2020 opened in an unexpected and exciting way. We sang, we danced, we worship at the Passion Conference as Hillsong United rang in the New Year. Like most of you, the new start sparked a great hope and expectation of what was to come. Rachael and I had been blessed to be in the very same room as people in the faith community that we admired and desired to follow in how they lived out their specific calling. With high hopes of what God had done in the waking moments of 2020, we held this word in tension: perseverance.

Little did we know in just two short months the world would come to a screeching halt. With that screaming stop came hopes and dreams. With it came a complete change in direction. Like most of you, our kids have existed in walls of our house, completing assignments and social distancing. Normal life of dinner out, TJ Maxx runs, and Target stops ceased. More than those peripheral activities, what seemed to stop was progress toward a direction we felt God had specifically called us to go in. Our natural emotions looked at the circumstance of the situation and in many ways mourned what looked like loss. Then that word, that seemingly prophetic verb stood there framed on the shelf staring me back in the face: perseverance.

James, the brother of Jesus, penned these words by the guidance of the Holy Spirit:
Consider it pure joy, my brothers and sisters, whenever you face trials of many kinds, because you know that the testing of your faith produces perseverance. Let perseverance finish its work so that you may be mature and complete, not lacking anything.
James 1:2-4

Where mourning and misery entered, the Spirit of God says count it, consider it, it definitely is JOY when you face trials. When that testing comes of your faith, of your hope, of your belief in the unseen things, it produces, you guessed it PERSEVERANCE. The very word where we started.

I do not know the outcomes. I cannot predict the future. Yet, I can find rest in this, I know what God has asked our house to do – persevere. I can trust the one who holds the world. I can lean into the own who already has every day of my life written in his book. I can believe the one who said “in this world you will have trouble, but have courage, I have overcome the world.” I can persevere. I can walk through. I can keep going.

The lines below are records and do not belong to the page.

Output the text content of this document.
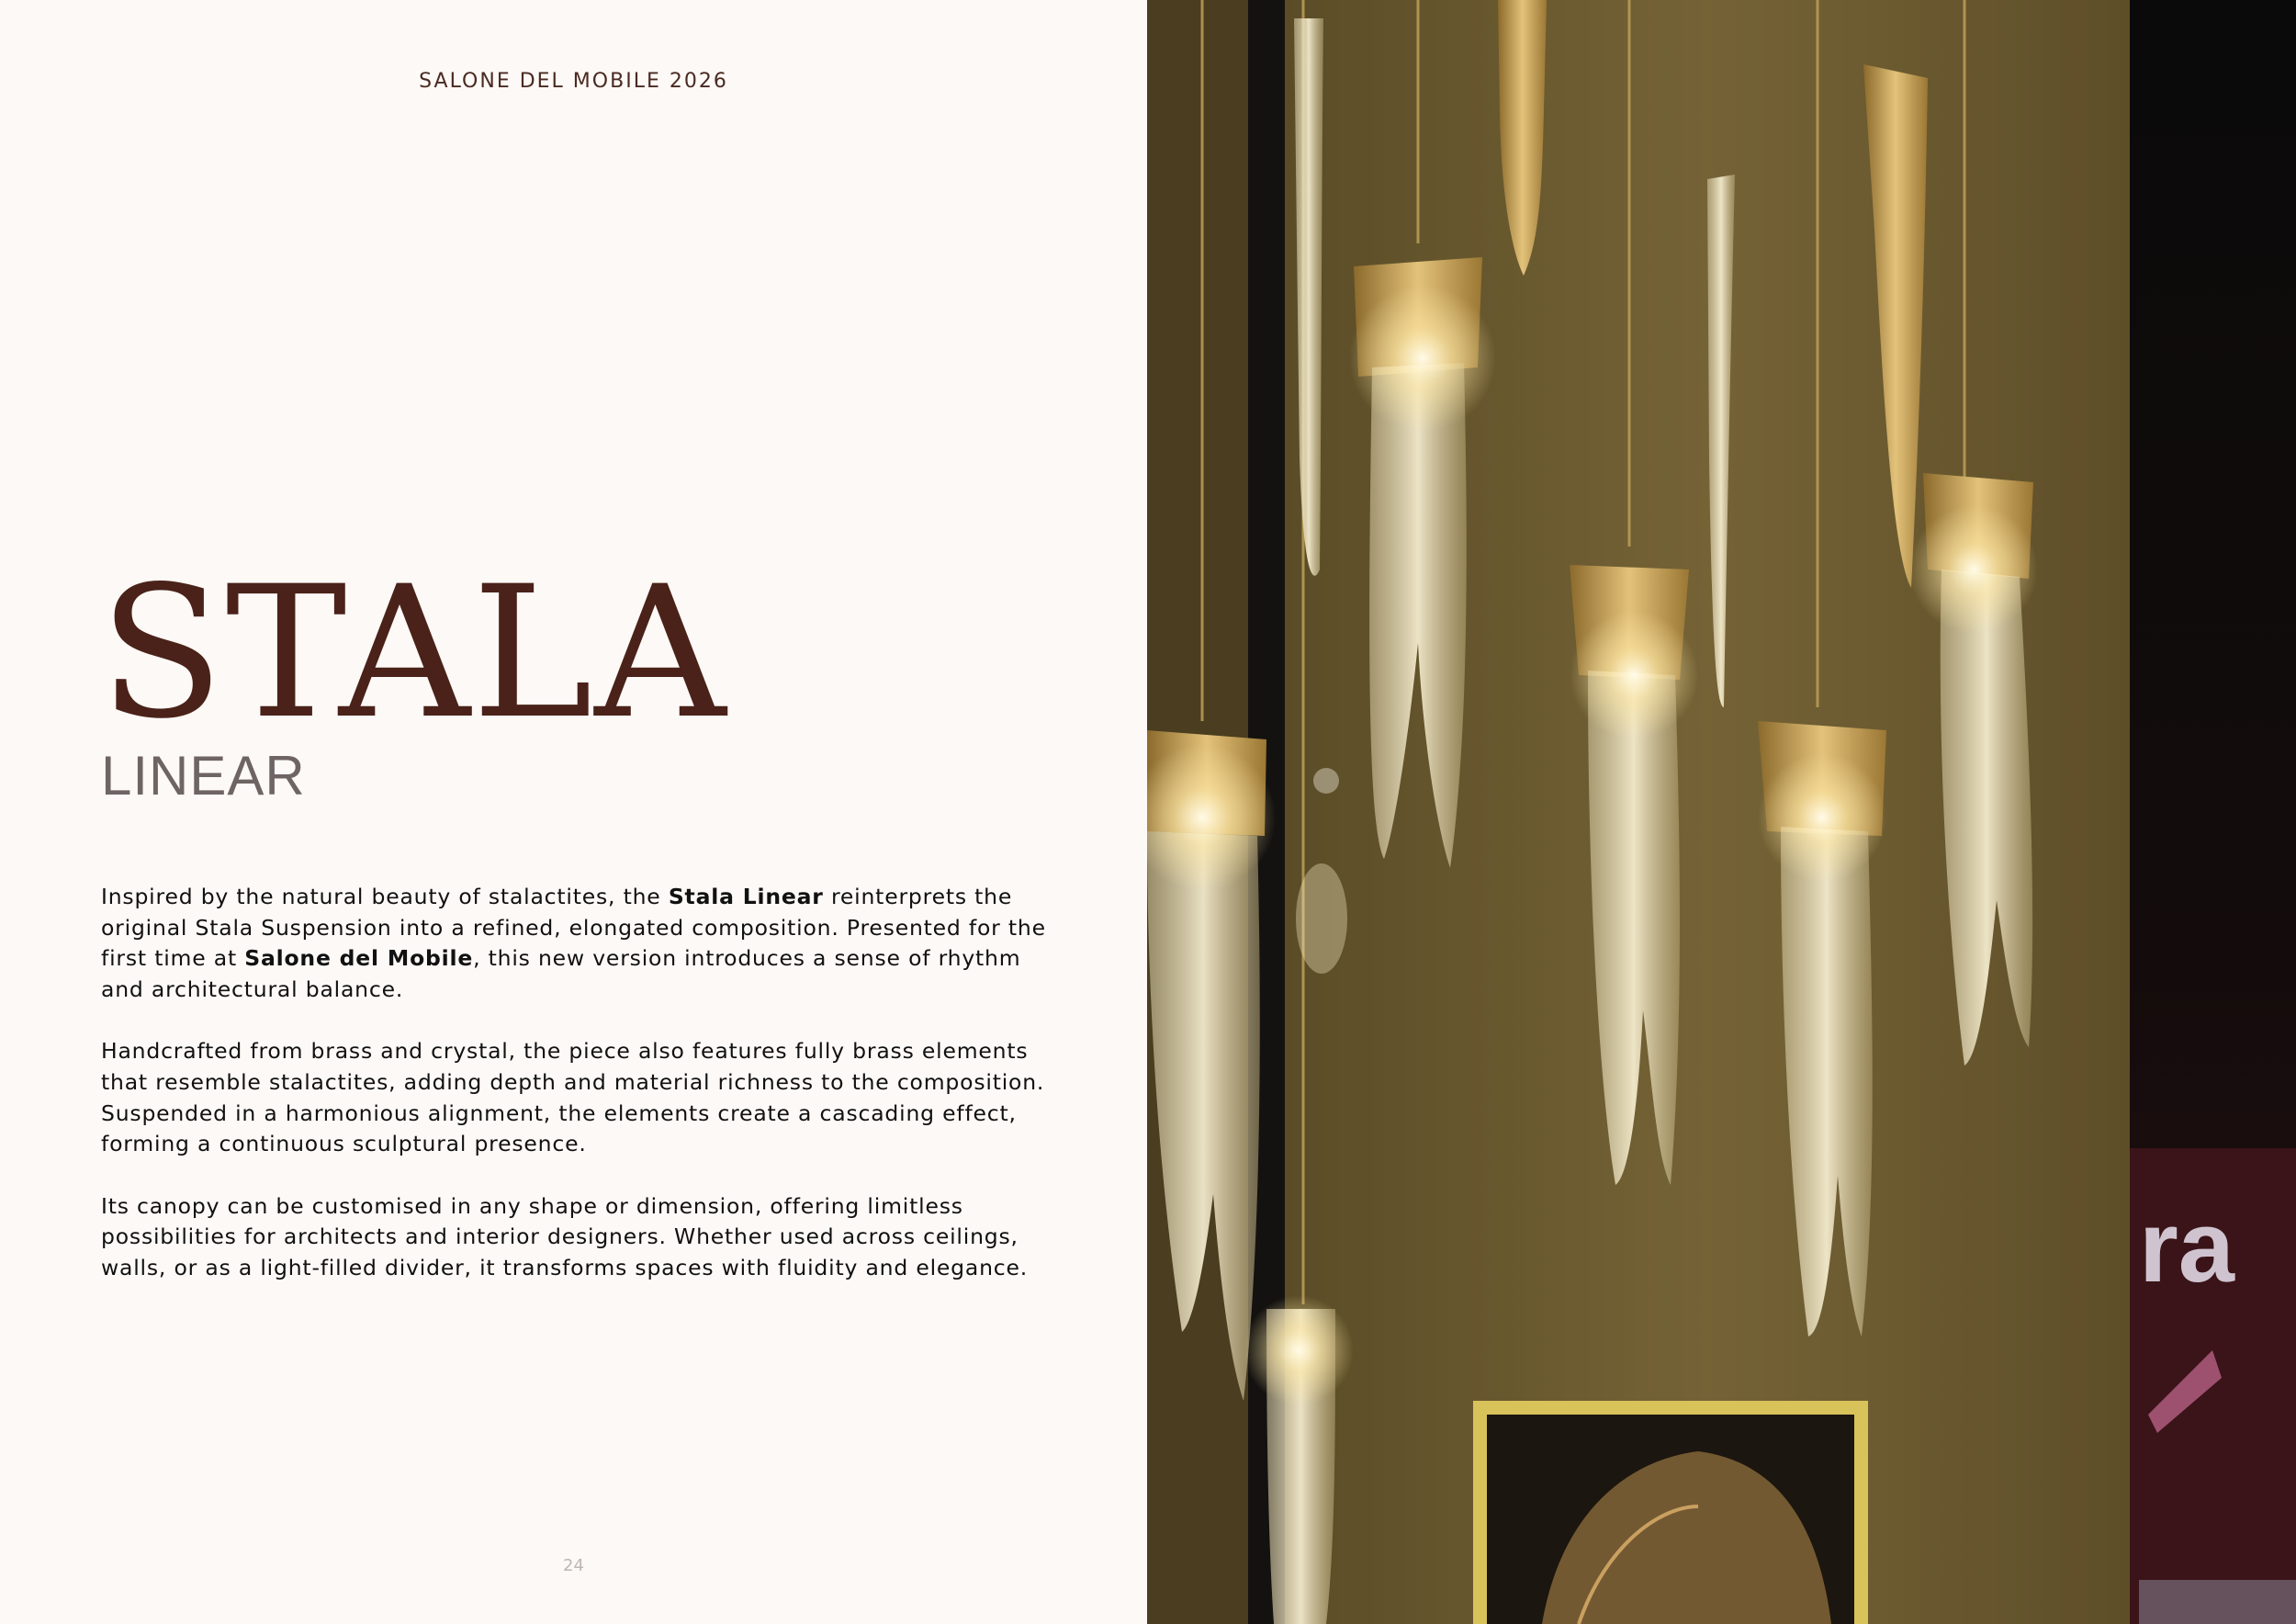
SALONE DEL MOBILE 2026
STALA
LINEAR

Inspired by the natural beauty of stalactites, the Stala Linear reinterprets the original Stala Suspension into a refined, elongated composition. Presented for the first time at Salone del Mobile, this new version introduces a sense of rhythm and architectural balance.

Handcrafted from brass and crystal, the piece also features fully brass elements that resemble stalactites, adding depth and material richness to the composition. Suspended in a harmonious alignment, the elements create a cascading effect, forming a continuous sculptural presence.

Its canopy can be customised in any shape or dimension, offering limitless possibilities for architects and interior designers. Whether used across ceilings, walls, or as a light-filled divider, it transforms spaces with fluidity and elegance.

24
ra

We have a promise. We have a God given vision for something that we know God will bring to pass. What I have seen over and over in scripture is when God’s people look like they have lost is the very moment God does the miraculous. So instead of sitting in the sadness, we sit in the expectation that the all powerful God is about to do something so incredible that even our imaginations could not contain it. We just have to persevere.